TAMER DAĞLI (Adana) - Sen de keyif aldın herhâlde!

GARO PAYLAN (Devamla) - Ne keyif alacağım? Memleketim için üzülüyorum. Memleketim için üzülüyorum. Memleketim tekrar kötülüğün sıradanlaştığı günlerden geçiyor. Defalarca kötülüğün sıradanlaştığı günlerden geçtik, o kötülüğün sıradanlaştığı günlerin aktörleri, 6-7 Eylül 1955'in aktörleri, Dersim 1938'in aktörleri hep utançla yaşadılar, hiçbirine sahip çıkamıyoruz bugün. 1990'ların aktörleri hayattalar, hepsi şu anda utançla yaşıyorlar.

Bakın, bir gün çocuklarınız ve torunlarınız size soracak, "2015'te, 2016'da, o karanlık günlerde, ey baba, ey dede, ne yapıyordun?" diye soracak. Hepimize hesap soracak. "O çocuklar ölürken ne yapıyordunuz?" diye soracak. Sizler, inanın, o gün, çocuklarınız, torunlarınız size bunu sorarken utanç yaşayacaksınız. (AK PARTİ sıralarından gürültüler) Hep birlikte bu Meclis olarak utanç yaşayacağız, çünkü bizler barış iddiasıyla bu Meclise geldik ancak maalesef, ülkemizin bir bölgesi kan gölü, bu ülkenin ordusuna ve polisine havale edilmiş bir savaş var ve önce gerçek öldürüldü, hakikat öldürüldü. Bu Mecliste, her gün, bir hakikat komisyonu kurulsun, araştırma komisyonu kurulsun, gidip inceleyelim diyoruz ve reddediyorsunuz. Genelkurmayın verdiği, askerin, polisin verdiği bilgilerle yetiniyorsunuz. Maalesef, bu Meclis bu konuda bir irade ortaya koyamadı. Gidip önce hakikati ayağa kaldıralım, gerçekleri ayağa kaldıralım, ölümleri durduralım, silahı durduralım, askeri oradan çekelim, siyaseti tekrar hayata geçirelim, var mısınız arkadaşlar? (AK PARTİ sıralarından "PKK'yı çek PKK'yı" sesleri, gürültüler)

BAŞKAN - Sayın Paylan, siz devam ediniz lütfen, Genel Kurula hitap ediniz.
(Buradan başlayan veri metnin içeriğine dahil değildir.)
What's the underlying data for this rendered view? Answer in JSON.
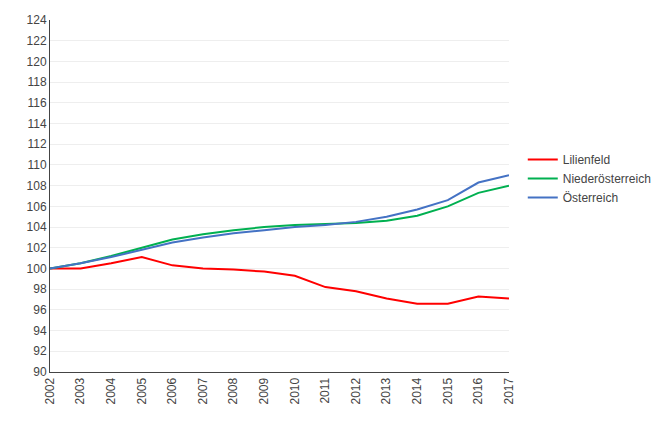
{
  "chart_data": {
    "type": "line",
    "x": [
      2002,
      2003,
      2004,
      2005,
      2006,
      2007,
      2008,
      2009,
      2010,
      2011,
      2012,
      2013,
      2014,
      2015,
      2016,
      2017
    ],
    "series": [
      {
        "name": "Lilienfeld",
        "color": "#FF0000",
        "values": [
          100.0,
          100.0,
          100.5,
          101.1,
          100.3,
          100.0,
          99.9,
          99.7,
          99.3,
          98.2,
          97.8,
          97.1,
          96.6,
          96.6,
          97.3,
          97.1
        ]
      },
      {
        "name": "Niederösterreich",
        "color": "#00B050",
        "values": [
          100.0,
          100.5,
          101.2,
          102.0,
          102.8,
          103.3,
          103.7,
          104.0,
          104.2,
          104.3,
          104.4,
          104.6,
          105.1,
          106.0,
          107.3,
          108.0
        ]
      },
      {
        "name": "Österreich",
        "color": "#4472C4",
        "values": [
          100.0,
          100.5,
          101.1,
          101.8,
          102.5,
          103.0,
          103.4,
          103.7,
          104.0,
          104.2,
          104.5,
          105.0,
          105.7,
          106.6,
          108.3,
          109.0
        ]
      }
    ],
    "xlim": [
      2002,
      2017
    ],
    "xticks": [
      2002,
      2003,
      2004,
      2005,
      2006,
      2007,
      2008,
      2009,
      2010,
      2011,
      2012,
      2013,
      2014,
      2015,
      2016,
      2017
    ],
    "ylim": [
      90,
      124
    ],
    "yticks": [
      90,
      92,
      94,
      96,
      98,
      100,
      102,
      104,
      106,
      108,
      110,
      112,
      114,
      116,
      118,
      120,
      122,
      124
    ],
    "grid": "y",
    "legend": "right"
  }
}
GARO PAYLAN (Devamla) - Bakın, ben bu barışın oluşması için elimden gelen her şeyi yapıyorum, grubumuz yapıyor. Sizler de bu barışa el verin. Konuşarak çözemeyeceğimiz hiçbir meselemiz yok, bunu hepiniz biliyorsunuz. Ancak, Cumhurbaşkanı iradeyi teslim almış ve "Bir daha konuşulmayacak." diyebildi bugün. Bunun altında ezilmememiz gerekiyor. Meclis olarak irademizi ortaya koyup barış için, hayır için iradeyi ele almamız gerekiyor. Ancak maalesef o işareti henüz sizlerde göremiyorum.